Nie tylko jednak ludzie starsi mogą czuć się samotni i zapomniani. W pułapce samotności znalazło się wielu z nas. Zostaliśmy mniej lub bardziej sprawiedliwie odsunięci na bok. Czasami doświadczamy nawet tego, przez co przechodził starotestamentowy Józef: ludzie bez żadnego powodu przestali o nas pamiętać.

I Księga Mojżeszowa 40 opisuje jego przeżycia w więziennej matni. Podczaszy został zwolniony i wrócił do królewskiej służby zgodnie z przepowiednią Józefa (w. 9-13). Patriarcha poprosił podczaszego by ten wspomniał o nim przed faraonem. Podczaszy jednak o nim zapomniał (w.14,23).

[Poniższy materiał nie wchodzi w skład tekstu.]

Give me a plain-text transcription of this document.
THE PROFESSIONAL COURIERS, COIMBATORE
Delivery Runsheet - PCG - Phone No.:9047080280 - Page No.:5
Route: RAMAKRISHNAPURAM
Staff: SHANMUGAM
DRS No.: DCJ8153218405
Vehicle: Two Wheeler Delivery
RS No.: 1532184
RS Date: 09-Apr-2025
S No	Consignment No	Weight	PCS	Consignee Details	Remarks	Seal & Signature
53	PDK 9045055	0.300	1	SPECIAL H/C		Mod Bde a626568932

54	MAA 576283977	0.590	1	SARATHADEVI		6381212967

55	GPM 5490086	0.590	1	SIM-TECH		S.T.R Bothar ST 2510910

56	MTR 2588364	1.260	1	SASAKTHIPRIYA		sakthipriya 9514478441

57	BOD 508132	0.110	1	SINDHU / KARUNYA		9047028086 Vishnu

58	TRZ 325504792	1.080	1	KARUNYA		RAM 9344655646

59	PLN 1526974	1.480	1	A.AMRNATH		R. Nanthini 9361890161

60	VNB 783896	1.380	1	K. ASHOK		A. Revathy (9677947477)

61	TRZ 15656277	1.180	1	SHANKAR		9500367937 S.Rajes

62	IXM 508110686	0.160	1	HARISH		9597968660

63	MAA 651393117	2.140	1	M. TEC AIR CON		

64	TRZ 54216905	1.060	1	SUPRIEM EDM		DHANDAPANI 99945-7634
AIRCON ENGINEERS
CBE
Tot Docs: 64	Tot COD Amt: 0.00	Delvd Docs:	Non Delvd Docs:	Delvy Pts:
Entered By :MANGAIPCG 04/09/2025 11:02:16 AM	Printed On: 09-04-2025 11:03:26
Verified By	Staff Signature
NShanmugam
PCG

My również możemy czuć się zapomniani. Jak potwierdza życie Józefa, jest to jednak podejście niesłuszne (42:9-13). Jezus — nasz pośrednik i Zbawiciel — siedzi bowiem po prawicy Bożej i sprawia, że nasze modlitwy zawsze docierają do tronu Króla. Gdy poczujemy się osamotnieni, nie zapomnijmy odpoczywać w ufnej świadomości, że Jezus obiecał nam swoją obecność na wieki (Ew. Mateusza 28:20).